Dans ses conclusions, M. Szpunar estime que la directive 'commerce électronique' ne s’oppose pas à ce qu’un hébergeur tel que Facebook soit contraint, par une injonction émanant d'une juridiction, de rechercher et d’identifier les informations identiques à celles jugées illicites, notamment parce qu'elles portent atteinte à la vie privée. Il peut aussi en être de même pour les informations équivalentes à des informations illicites, mais uniquement parmi des informations diffusées par l'utilisateur ayant diffusé cette information.

Dans les deux cas, il s'agit de garantir un juste équilibre entre la protection de la vie privée et la liberté d'expression et d'entreprendre, tout en tenant compte de la facilité de reproduction des informations dans le monde numérique.

D'après l'avocat général, rechercher des informations illicites identiques ne requiert pas des moyens techniques sophistiqués imposant une charge extraordinaire. En revanche, l'obligation d’identifier des informations équivalentes provenant de tout utilisateur n’assurerait pas un juste équilibre entre les droits fondamentaux en cause, car elle nécessiterait des solutions coûteuses et conduirait à une censure, estime M. Szpunar.

Par ailleurs, l’avocat général relève que la directive ne réglemente pas la portée territoriale d’une obligation de retrait des informations diffusées sur un réseau social. Le droit de l'UE ne s’oppose donc pas à ce qu’un hébergeur soit contraint de retirer, au niveau mondial, des informations jugées illicites, estime-t-il.

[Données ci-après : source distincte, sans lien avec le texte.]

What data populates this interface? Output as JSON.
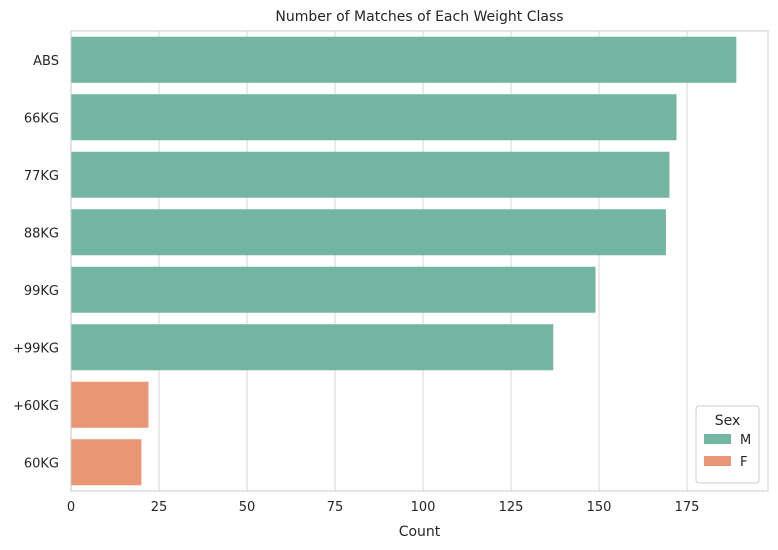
{
  "chart_data": {
    "type": "bar",
    "orientation": "horizontal",
    "title": "Number of Matches of Each Weight Class",
    "xlabel": "Count",
    "ylabel": "",
    "xlim": [
      0,
      198
    ],
    "xticks": [
      0,
      25,
      50,
      75,
      100,
      125,
      150,
      175
    ],
    "grid": true,
    "categories": [
      "ABS",
      "66KG",
      "77KG",
      "88KG",
      "99KG",
      "+99KG",
      "+60KG",
      "60KG"
    ],
    "values": [
      189,
      172,
      170,
      169,
      149,
      137,
      22,
      20
    ],
    "bar_sex": [
      "M",
      "M",
      "M",
      "M",
      "M",
      "M",
      "F",
      "F"
    ],
    "legend": {
      "title": "Sex",
      "placement": "lower-right",
      "entries": [
        {
          "name": "M",
          "color": "#72b6a1"
        },
        {
          "name": "F",
          "color": "#e99675"
        }
      ]
    }
  }
}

En l’espèce, Mme Glawischnig-Piesczek se prévaut de dispositions du droit civil autrichien en matière de vie privée et de droits de la personnalité, y compris la diffamation, lesquelles ne sont pas harmonisées au niveau européen. Les questions relatives aux effets extraterritoriaux d’une injonction imposant une obligation de retrait et à la portée territoriale d’une telle obligation doivent donc être analysées à l’aune du droit international public et privé, souligne l'avocat général.